For a given $n>0$, let $\displaystyle J_n:x\to \frac{1}{n!}\int_{-x}^x(x^2-t^2)^ne^tdt$
a. Prove that there exists $A_n,B_n\in \mathbb R_n[X]$ such that $\forall x\in \mathbb R^+, J_n(x)=A_n(x)e^x+B_n(x)e^{-x}$
b. Show that $r\in\mathbb Q\setminus \{0\}\implies e^r\notin \mathbb Q$
I'm able to take care of a., and I proved that one can even assume $A_n,B_n\in \mathbb Z_n[X]$ which is stronger than what is asked.
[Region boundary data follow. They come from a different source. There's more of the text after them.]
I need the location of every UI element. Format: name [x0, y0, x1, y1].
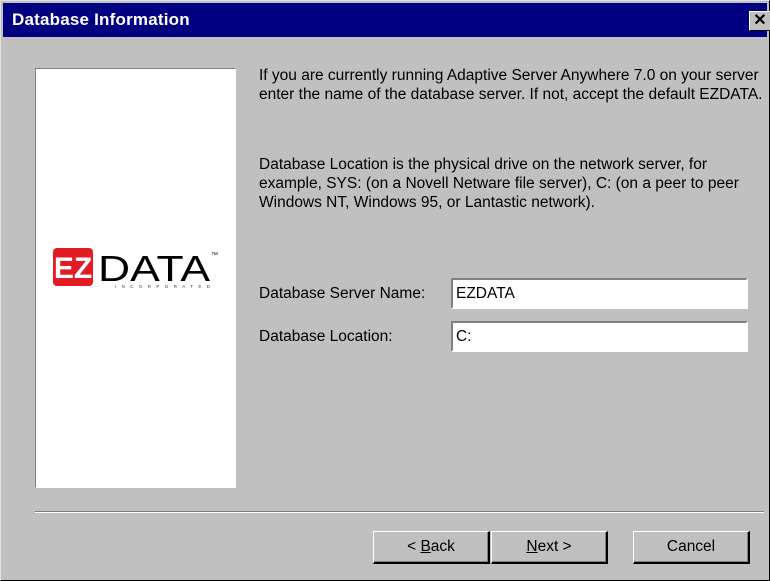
- logo-panel: EZ DATA ™ INCORPORATED: [35, 68, 236, 488]
- location-input[interactable]: [451, 321, 748, 352]
- back-label-rest: ack: [430, 538, 455, 555]
- database-information-dialog: Database Information ✕ EZ DATA ™ INCORPO…: [0, 0, 770, 581]
- next-label-rest: ext >: [537, 538, 572, 555]
- logo-ez-text: EZ: [54, 252, 92, 285]
- instruction-text-server: If you are currently running Adaptive Se…: [259, 67, 763, 103]
- instruction-text-location: Database Location is the physical drive …: [259, 156, 739, 211]
- next-accelerator: N: [526, 538, 538, 555]
- close-icon: ✕: [753, 12, 767, 29]
- back-button[interactable]: < Back: [373, 531, 490, 564]
- back-prefix: <: [407, 538, 421, 555]
- logo-wordmark: DATA: [98, 248, 210, 289]
- close-button[interactable]: ✕: [749, 11, 770, 31]
- next-button[interactable]: Next >: [491, 531, 608, 564]
- ezdata-logo: EZ DATA ™ INCORPORATED: [53, 248, 218, 289]
- server-name-input[interactable]: [451, 278, 748, 309]
- back-accelerator: B: [420, 538, 431, 555]
- server-name-label: Database Server Name:: [259, 285, 426, 302]
- cancel-button[interactable]: Cancel: [633, 531, 750, 564]
- button-separator: [35, 511, 764, 513]
- location-label: Database Location:: [259, 328, 393, 345]
- title-bar[interactable]: Database Information ✕: [3, 3, 770, 37]
- logo-trademark: ™: [211, 252, 218, 259]
- dialog-title: Database Information: [12, 10, 190, 29]
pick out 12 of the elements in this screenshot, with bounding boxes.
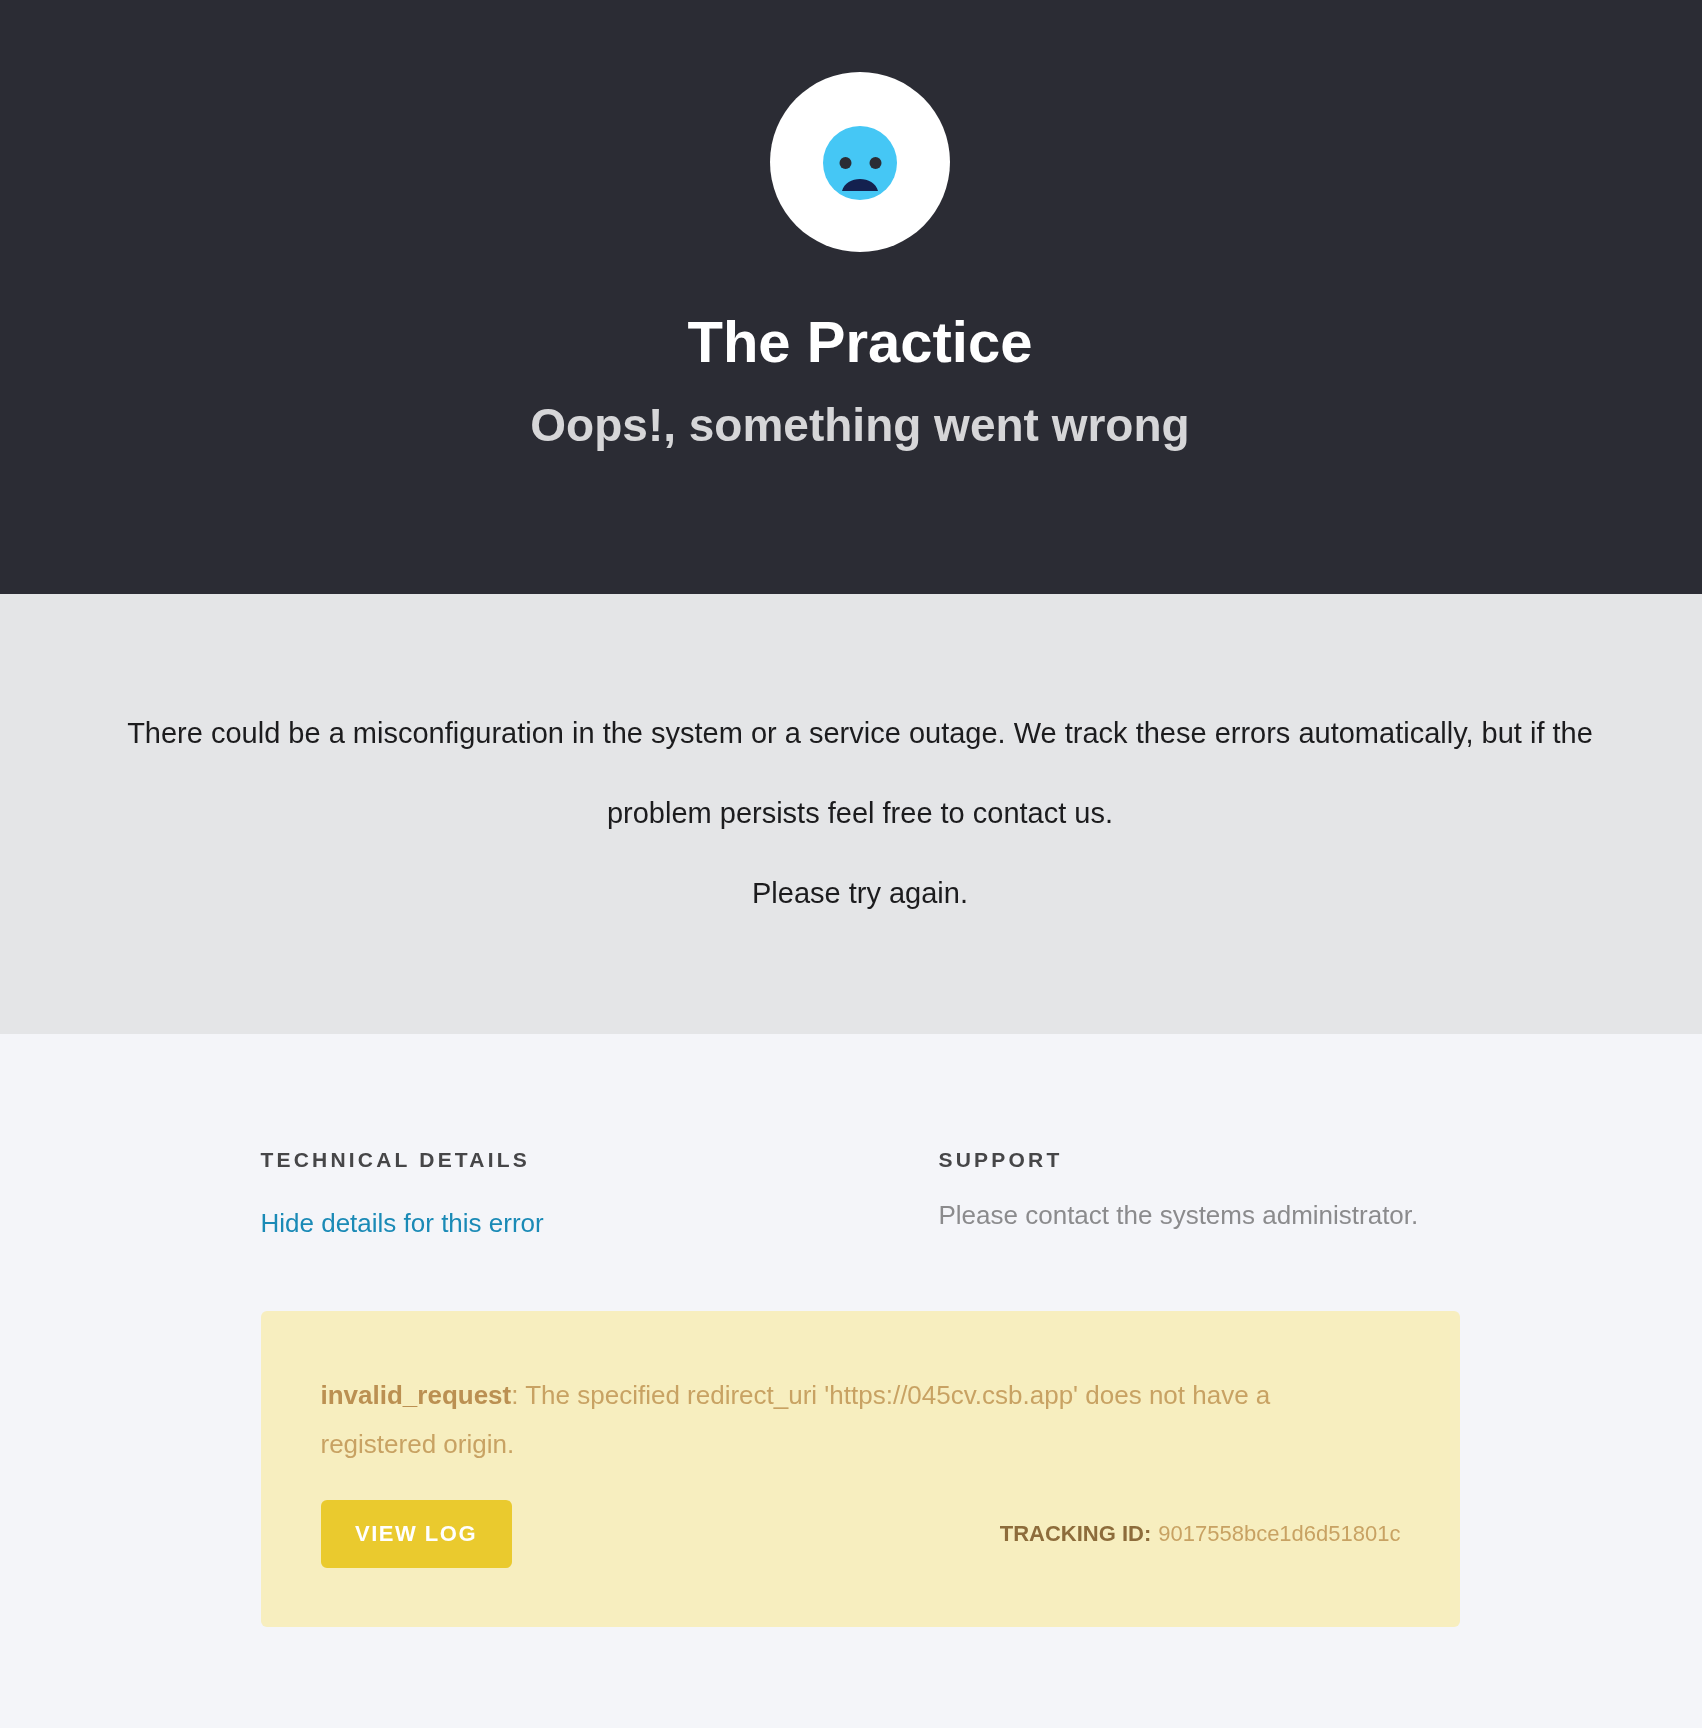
technical-details-heading: TECHNICAL DETAILS [260, 1147, 531, 1172]
app-title: The Practice [687, 308, 1033, 376]
hide-details-link[interactable]: Hide details for this error [260, 1207, 544, 1239]
tracking-id-label: TRACKING ID: [999, 1521, 1152, 1547]
message-text: There could be a misconfiguration in the system or a service outage. We track these errors automatically, but if the problem persists feel free to contact us. [126, 716, 1594, 831]
tracking-id-value: 9017558bce1d6d51801c [1158, 1521, 1401, 1547]
error-heading: Oops!, something went wrong [530, 398, 1190, 453]
message-text: Please try again. [751, 876, 969, 911]
support-heading: SUPPORT [938, 1147, 1064, 1172]
error-message: invalid_request: The specified redirect_uri 'https://045cv.csb.app' does not have a registered origin. [320, 1379, 1272, 1461]
sad-face-icon [770, 72, 950, 252]
support-text: Please contact the systems administrator. [938, 1199, 1420, 1231]
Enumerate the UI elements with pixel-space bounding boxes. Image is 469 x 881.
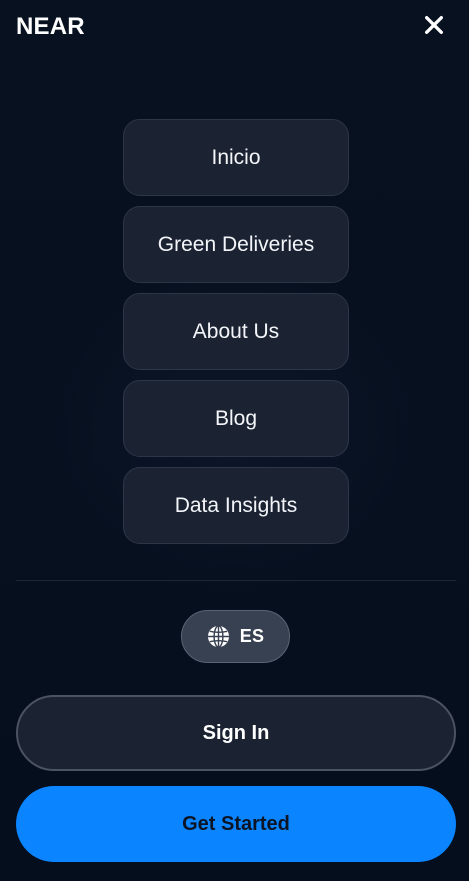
close-menu-button[interactable] <box>419 10 449 40</box>
menu-divider <box>16 580 456 581</box>
close-icon <box>425 16 443 34</box>
nav-item-green-deliveries[interactable]: Green Deliveries <box>123 206 349 283</box>
sign-in-button[interactable]: Sign In <box>16 695 456 771</box>
nav-item-inicio[interactable]: Inicio <box>123 119 349 196</box>
nav-item-data-insights[interactable]: Data Insights <box>123 467 349 544</box>
language-switcher-button[interactable]: ES <box>181 610 290 663</box>
get-started-button[interactable]: Get Started <box>16 786 456 862</box>
nav-item-blog[interactable]: Blog <box>123 380 349 457</box>
nav-item-about-us[interactable]: About Us <box>123 293 349 370</box>
menu-header: NEAR <box>0 0 469 52</box>
language-label: ES <box>239 626 265 646</box>
main-navigation: Inicio Green Deliveries About Us Blog Da… <box>123 119 349 554</box>
brand-logo-text[interactable]: NEAR <box>16 13 85 41</box>
globe-icon <box>207 625 229 648</box>
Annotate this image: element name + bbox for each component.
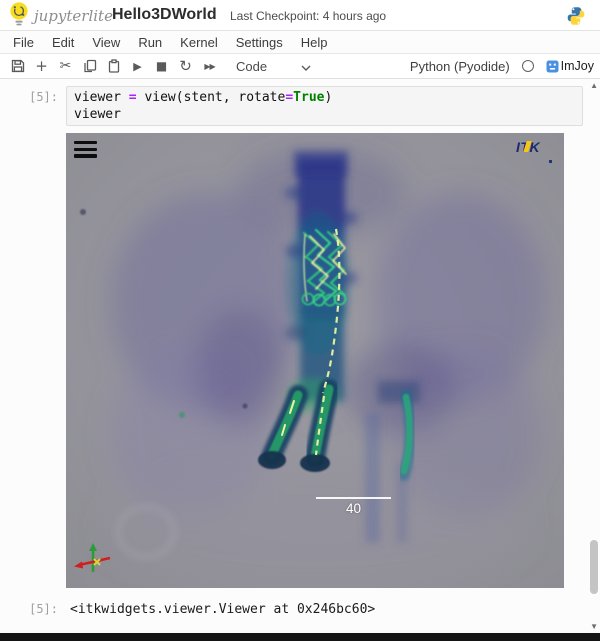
menu-item-edit[interactable]: Edit [43,35,83,50]
chevron-down-icon [301,59,311,74]
copy-cell-icon[interactable] [78,56,101,76]
run-all-icon[interactable]: ▶▶ [198,56,221,76]
scrollbar-down-icon[interactable]: ▼ [590,622,598,631]
itk-logo: ITK [516,139,554,163]
scrollbar-thumb[interactable] [590,540,598,594]
menu-item-file[interactable]: File [4,35,43,50]
paste-cell-icon[interactable] [102,56,125,76]
notebook-area: [5]: viewer = view(stent, rotate=True) v… [0,79,600,633]
save-icon[interactable] [6,56,29,76]
python-logo-icon [566,6,586,26]
notebook-toolbar: + ✂ ▶ ■ ↻ ▶▶ Code Python [0,54,600,79]
kernel-name[interactable]: Python (Pyodide) [410,59,510,74]
cell-type-dropdown[interactable]: Code [236,59,311,74]
jupyterlite-bulb-icon [8,1,30,32]
menu-item-help[interactable]: Help [292,35,337,50]
orientation-axes-icon [72,539,114,582]
imjoy-icon [546,60,559,73]
itk-logo-dot [549,160,553,164]
kernel-status-indicator[interactable] [522,60,534,72]
scale-bar-label: 40 [316,501,391,516]
run-icon[interactable]: ▶ [126,56,149,76]
add-cell-icon[interactable]: + [30,56,53,76]
cell-output-text: <itkwidgets.viewer.Viewer at 0x246bc60> [70,602,375,617]
menu-item-view[interactable]: View [83,35,129,50]
cut-cell-icon[interactable]: ✂ [54,56,77,76]
checkpoint-status: Last Checkpoint: 4 hours ago [230,9,386,23]
itk-viewer-canvas[interactable]: ITK 40 [66,133,564,588]
scale-bar: 40 [316,497,391,516]
imjoy-label: ImJoy [561,59,594,73]
bottom-bar [0,633,600,641]
notebook-title[interactable]: Hello3DWorld [112,6,217,24]
code-line-1: viewer = view(stent, rotate=True) [74,90,575,107]
cell-type-value: Code [236,59,267,74]
jupyterlite-wordmark: jupyterlite [34,7,113,25]
restart-kernel-icon[interactable]: ↻ [174,56,197,76]
input-prompt: [5]: [0,90,58,104]
code-cell-editor[interactable]: viewer = view(stent, rotate=True) viewer [66,86,583,126]
jupyterlite-app: jupyterlite Hello3DWorld Last Checkpoint… [0,0,600,641]
imjoy-button[interactable]: ImJoy [546,59,594,73]
menu-item-run[interactable]: Run [129,35,171,50]
title-bar: jupyterlite Hello3DWorld Last Checkpoint… [0,0,600,31]
scrollbar-up-icon[interactable]: ▲ [590,81,598,90]
jupyterlite-logo[interactable]: jupyterlite [8,3,108,29]
viewer-menu-hamburger-icon[interactable] [74,141,97,158]
volume-rendering [66,133,564,588]
scale-bar-line [316,497,391,499]
code-line-2: viewer [74,107,575,124]
menu-item-settings[interactable]: Settings [227,35,292,50]
output-prompt: [5]: [0,602,58,616]
stop-icon[interactable]: ■ [150,56,173,76]
menu-bar: File Edit View Run Kernel Settings Help [0,31,600,54]
menu-item-kernel[interactable]: Kernel [171,35,227,50]
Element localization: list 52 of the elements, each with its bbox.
But I'm stuck with b. I'm sure one has to go for contradiction: suppose there is some $r\neq 0$ such that $e^r\in \mathbb Q$. Then $\forall n\in \mathbb N^*, J_n(r) \in \mathbb Q$. How can I proceed further ?
Let $r=s/t$ where $s\in\mathbb{Z}$ and $t\in\mathbb{N}$. Assume $e^r=p/q$ where $p,q\in\mathbb{N}$. Then $$ pqt^nJ_n(r)= p^2 t^n A_n\left(\frac{s}{t}\right)+ q^2 t^n B_n\left(\frac{s}{t}\right)\in\mathbb{Z} \tag{1} $$ Note that $$ 0<J_n(x)\leq\frac{x^{2n}}{n!}\int_{-x}^xe^tdt=\frac{2 x^{2n}\sinh x}{n!} $$ So $$ 0<pqt^nJ_n(r)\leq \frac{2 pq t^n r^{2n}\sinh r}{n!}\rightarrow 0 \qquad(n\to\infty) $$ This contradicts $(1)$.